Fig. 6. NEDD4 promotes bladder cell viability and migratory ability via the NRF2/KLF8/miR-132 axis.

a RT-qPCR and western blot assay was used to examine the silencing efficiency of siNRF2-1 and siNRF2-2. b RT-qPCR was used to examine the expression of NEDD4, KLF8, miR-132, and NRF2 in response to oe-NEDD4 and siNRF2. c Western blot assay was used to examine the expression of NEDD4, KLF8, and NRF2 normalized to GAPDH in response to oe-NEDD4 and siNRF2. d MTT assay was used to examine cell viability in response to oe-NEDD4 and siNRF2. e Flow cytometry was used to examine apoptosis in response to oe-NEDD4 and siNRF2 under etoposide induction. f Transwell assay was used to examine cell migration in response to oe-NEDD4 and siNRF2 (×200). g Western blot assay was used to examine expression of the apoptosis-related proteins Bax and BCl-2, tumor suppressor proteins p53 and p21, and metastasis-related proteins vimentin, N-cadherin, and E-cadherin normalized to GAPDH in response to oe-NEDD4 and siNRF2. *P < 0.05 versus the si-NC or oe-NC + si-NC group; ^#P < 0.05 versus the oe-NEDD4 + si-NC group.
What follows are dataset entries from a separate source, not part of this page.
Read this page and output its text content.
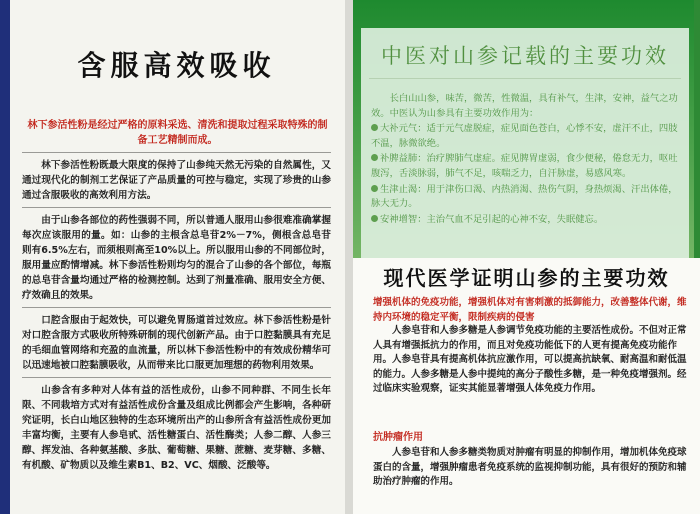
含服高效吸收
林下参活性粉是经过严格的原料采选、清洗和提取过程采取特殊的制备工艺精制而成。

林下参活性粉既最大限度的保持了山参纯天然无污染的自然属性，又通过现代化的制剂工艺保证了产品质量的可控与稳定，实现了珍贵的山参通过含服吸收的高效利用方法。

由于山参各部位的药性强弱不同，所以普通人服用山参很难准确掌握每次应该服用的量。如：山参的主根含总皂苷2%－7%，侧根含总皂苷则有6.5%左右，而须根则高至10%以上。所以服用山参的不同部位时，服用量应酌情增减。林下参活性粉则均匀的混合了山参的各个部位，每瓶的总皂苷含量均通过严格的检测控制。达到了剂量准确、服用安全方便、疗效确且的效果。

口腔含服由于起效快，可以避免胃肠道首过效应。林下参活性粉是针对口腔含服方式吸收所特殊研制的现代创新产品。由于口腔黏膜具有充足的毛细血管网络和充盈的血流量，所以林下参活性粉中的有效成份精华可以迅速地被口腔黏膜吸收，从而带来比口服更加理想的药物利用效果。

山参含有多种对人体有益的活性成份，山参不同种群、不同生长年限、不同栽培方式对有益活性成份含量及组成比例都会产生影响，各种研究证明，长白山地区独特的生态环境所出产的山参所含有益活性成份更加丰富均衡，主要有人参皂甙、活性糖蛋白、活性酶类；人参二醇、人参三醇、挥发油、各种氨基酸、多肽、葡萄糖、果糖、蔗糖、麦芽糖、多糖、有机酸、矿物质以及维生素B1、B2、VC、烟酸、泛酸等。

中医对山参记载的主要功效

长白山山参，味苦，微苦，性微温，具有补气，生津，安神，益气之功效。中医认为山参具有主要功效作用为：

大补元气：适于元气虚脱症，症见面色苍白，心悸不安，虚汗不止，四肢不温，脉微欲绝。
补脾益肺：治疗脾肺气虚症。症见脾胃虚弱，食少便秘，倦怠无力，呕吐腹泻，舌淡脉弱，肺气不足，咳喘乏力，自汗脉虚，易感风寒。
生津止渴：用于津伤口渴、内热消渴、热伤气阴，身热烦渴、汗出体倦，脉大无力。
安神增智：主治气血不足引起的心神不安，失眠健忘。
现代医学证明山参的主要功效
增强机体的免疫功能，增强机体对有害刺激的抵御能力，改善整体代谢，维持内环境的稳定平衡，限制疾病的侵害

人参皂苷和人参多糖是人参调节免疫功能的主要活性成份。不但对正常人具有增强抵抗力的作用，而且对免疫功能低下的人更有提高免疫功能作用。人参皂苷具有提高机体抗应激作用，可以提高抗缺氧、耐高温和耐低温的能力。人参多糖是人参中提纯的高分子酸性多糖，是一种免疫增强剂。经过临床实验观察，证实其能显著增强人体免疫力作用。

抗肿瘤作用

人参皂苷和人参多糖类物质对肿瘤有明显的抑制作用，增加机体免疫球蛋白的含量，增强肿瘤患者免疫系统的监视抑制功能，具有很好的预防和辅助治疗肿瘤的作用。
The experimental results are the measurement data and are expressed as the mean ± standard deviation. Comparisons among multiple groups were conducted by one-way ANOVA with Tukey’s post hoc test. Statistical analysis in relation to time-based measurements within each group was performed using repeated-measures ANOVA, followed by Bonferroni’s post hoc test. Cell experiments were independently repeated three times.